Android is a fast evolving system, with new updates coming out one after another. These updates often completely overhaul a running system, replacing and adding tens of thousands of files across Android's complex architecture, in the presence of critical user data and applications (apps for short). To avoid accidental damages to such data and existing apps, the upgrade process involves complicated program logic, whose security implications, however, are less known. In this paper, we report the first systematic study on the Android updating mechanism, focusing on its Package Management Service (PMS). Our research brought to light a new type of security-critical vulnerabilities, called Pileup flaws, through which a malicious app can strategically declare a set of privileges and attributes on a low-version operating system (OS) and wait until it is upgraded to escalate its privileges on the new system. Specifically, we found that by exploiting the Pileup vulnerabilities, the app can not only acquire a set of newly added system and signature permissions but also determine their settings (e.g., protection levels), and it can further substitute for new system apps, contaminate their data (e.g., cache, cookies of Android default browser) to steal sensitive user information or change security configurations, and prevent installation of critical system services. We systematically analyzed the source code of PMS using a program verification tool and confirmed the presence of those security flaws on all Android official versions and over 3000 customized versions. Our research also identified hundreds of exploit opportunities the adversary can leverage over thousands of devices across different device manufacturers, carriers and countries. To mitigate this threat without endangering user data and apps during an upgrade, we also developed a new detection service, called SecUP, which deploys a scanner on the user's device to capture the malicious apps designed to exploit Pileup vulnerabilities, based upon the vulnerability-related information automatically collected from newly released Android OS images.

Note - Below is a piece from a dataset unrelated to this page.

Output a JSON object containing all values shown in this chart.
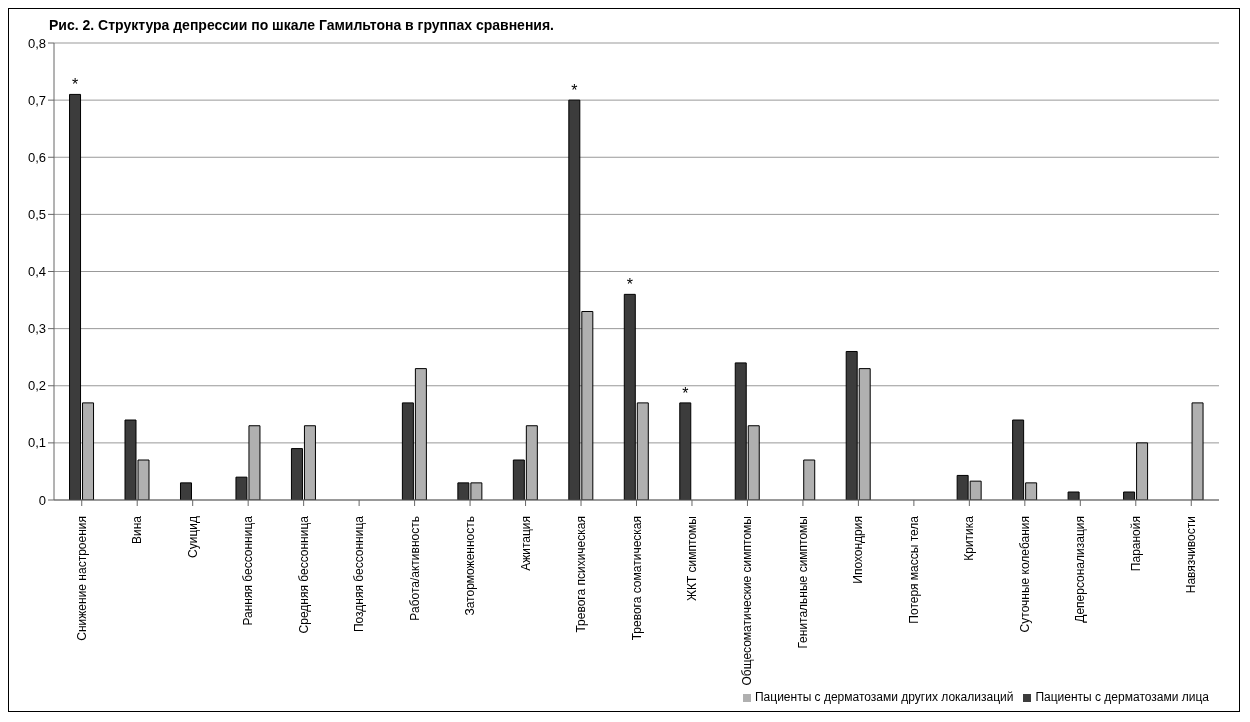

Apparently, Android phone manufacturers are under the perpetual pressure to move quickly on their new models, continuously customizing Android to fit their hardware. The security implications of this practice is less known, particularly when it comes to the changes made to Android's Linux device drivers, e.g., those for camera, GPS, NFC etc. In this paper, we report the first study aimed at better understanding of this security hazard. Our study is based on ADDICTED, a new tool we built for automatically detecting some types of flaws in customized driver protection. Specifically, on a customized phone, ADDICTED performs dynamic analysis to correlate the operations on a security-sensitive device to its related Linux files, and then determines whether those files are under-protected on the Linux layer by comparing them with their counterparts on an official Android OS. In this way, we can detect a set of likely security flaws on the phone. Using the tool, we analyzed three popular phones from Samsung, identified their likely flaws and built end-to-end attacks that allow an unprivileged app to take pictures and screenshots, and even log the keys the user enters through touchscreen. Some of those flaws are found to exist on over a hundred phone models and affect millions of users. We reported the flaws and are helping the manufacturer fix those problems. We further studied the security settings of device files on 2423 factory images from major phone manufacturers, discovered over 1,000 vulnerable images and also gained insights about how they are distributed across different Android versions, carriers and countries.

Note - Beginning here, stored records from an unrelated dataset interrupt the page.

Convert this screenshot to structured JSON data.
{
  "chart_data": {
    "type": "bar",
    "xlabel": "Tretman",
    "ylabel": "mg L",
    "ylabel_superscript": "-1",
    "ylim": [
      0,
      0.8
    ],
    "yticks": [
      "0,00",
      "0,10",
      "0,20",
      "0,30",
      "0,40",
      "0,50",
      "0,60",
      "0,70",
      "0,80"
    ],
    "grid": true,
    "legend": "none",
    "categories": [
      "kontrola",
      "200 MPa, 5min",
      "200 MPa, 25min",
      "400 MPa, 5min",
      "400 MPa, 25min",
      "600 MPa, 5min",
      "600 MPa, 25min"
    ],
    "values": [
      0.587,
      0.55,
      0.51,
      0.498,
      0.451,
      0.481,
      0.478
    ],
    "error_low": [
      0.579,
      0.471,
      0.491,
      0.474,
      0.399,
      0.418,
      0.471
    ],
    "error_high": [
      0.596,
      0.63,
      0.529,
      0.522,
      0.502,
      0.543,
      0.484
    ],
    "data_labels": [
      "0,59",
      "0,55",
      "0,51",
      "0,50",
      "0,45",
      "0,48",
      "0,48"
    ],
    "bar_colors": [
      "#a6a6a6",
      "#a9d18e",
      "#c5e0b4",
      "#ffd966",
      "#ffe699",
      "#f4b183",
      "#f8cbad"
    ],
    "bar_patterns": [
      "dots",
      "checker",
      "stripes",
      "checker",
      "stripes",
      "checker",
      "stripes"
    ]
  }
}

From Zygote to Morula: Fortifying Weakened ASLR on Android
Byoungyoung Lee (Georgia Institute of Technology), Long Lu (Stony Brook University), Tielei Wang (Georgia Institute of Technology), Taesoo Kim (Massachusetts Institute of Technology), and Wenke Lee (Georgia Institute of Technology)
Despite the ever increasing research efforts on securing Android applications and the high-level system mechanisms, not many works have investigated the security issues of the low-level OS designs, partially due to the belief that the security issues at this level may not differ much from those on Linux. However, we argue that certain Android’s modifications to the Linux design can be at odds with the security mechanisms and thus incur unique threats that are worth immediate attention. We discovered that a system design of Android for speeding up app launches, namely the Zygote process creation model, weakens ASLR because all app processes are created with largely identical memory layouts. We designed both remote and local attacks capable of bypassing the weakened ASLR and executing return-oriented programming on Android. We demonstrated the attacks using real apps, such as Chrome Browser and VLC Player. Further, we designed and implemented Morula, a secure replacement for Zygote. Morula introduces a very small amount of code to Android OS and can be easily adopted by device vendors. Our evaluation shows that, at a sole cost of 13 MB memory usage increase in each running app, Morula allows Android processes to have individually randomized memory layout and even a slightly shorter average launch time, compared to Zygote.